AKP SAHTE MUHATAPLARLA GÖRÜŞÜYOR
İzmir Alevi Bektaşi ve Yöre Dernekleri Platformu Sözcüsü ve Balçova Alevi Bektaşi Derneği Başkanı Ali Akbal, “Alevi dedeleri yüzyıllardan beri inançlarını kendileri sürdürmüşler ve bunun için bir katkı almamışlar, buna gerek duymamışlardır” dedi. İnançların devletten bağımsız olarak sürdürülmesi gerektiğini ifade eden Akbal, “Din dersleri ile ilgili olarak sadece Alevi çocukları için değil diğer dinlerden çocukların da kendi inançlarını kendileri öğretsinler” dedi.
Alevilerin genel olarak neden CHP’ye oy verdiklerine ilişkin olarak sorduğumuz soruya Akbal, Osmanlı döneminde Yavuz Sultan Selim’den itibaren çeşitli kırımlara uğrayan Alevilerin, Cumhuriyeti kendilerine bir sığınak olarak gördüklerini belirtti. CHP’nin de Cumhuriyeti kuran Atatürk’ün partisi olduğu için sahiplenildiğini ifade eden Akbal, Anadolu’da pek çok Alevi evinde, Alevi önderleri ve Atatürk fotoğraflarının yan yana durmasının sebebinin de bu olduğunu belirtti. Günümüzde bu tablonun artık değişmeye başladığını belirten Akbal, “Aleviler, son on yıl içinde biraz daha örgütlü hareket etmeye başladılar. Bu zaman içerisinde bu ezberler belki de bozulacaktır. CHP’yi bugün birçok arkadaşımız demokrat bulmuyor. Biraz zamana bırakırsak bu örgütlenmeler rayına oturdukça Alevilerin kendi yollarını kendilerine göre seçeceklerine inanıyorum” dedi.
ALEVİLERİN ÖNÜNDE BARİKATLAR VAR
Narlıdere’de bulunan Çorumlular Derneği Başkanı Veli Karakurt da, 9 Kasım’da yapılan mitingde ifade edilen asgari dört talebin; cemevlerinin ibadet merkezi kabul edilmesi, zorunlu din derslerinin tamamen ortadan kaldırılması, Diyanet’in kaldırılması ve Madımak katliamının gerçekleştirildiği otelin müze yapılması taleplerinin tamamının hedefinden saptırılarak farklı bir biçimde ortaya konulmak istendiğini belirtti. Muhatapların belli olmasına rağmen AKP’nin muhatabı başka yerlerde arayıp onlarla pazarlık yapmaya kalkıştığını ifade eden Karakurt, “Taleplerimiz, Diyanet’i kaldırmayıp dedelere maaş vermek, diğer taraftan zorunlu din derslerini kaldırmayıp Aleviliği de müfredata sıkıştırıp Alevi olmayan öğretmenlerle bu dersi işlemek biçiminde saptırılmaktadır” dedi.

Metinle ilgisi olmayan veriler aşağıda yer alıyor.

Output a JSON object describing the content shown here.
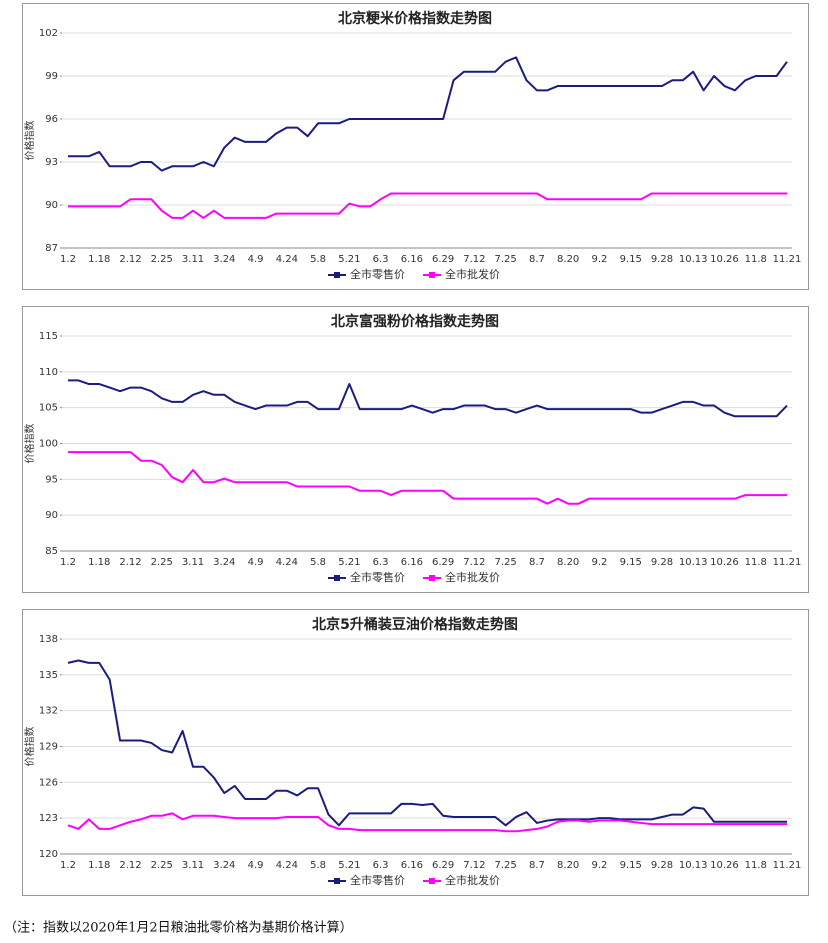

MÜCADELE SÜRECİ DEVAM EDİYOR
Karakurt, Alevilerin mücadele sürecinin devam ettiğini ve bu mücadelenin Türkiye’deki demokrasi mücadelesinden ayrı olmadığını belirtti.
Alevilerin CHP’ye ağırlıkla oy veriyor olmalarının karşılıksız bir aşkın ifadesi olduğunu belirten Karakurt, “Bugün artık bu süreç böyle gitmiyor. Aleviler siyasal bir duruş göstermeye başladılar. Kendileri karar verecekler” dedi.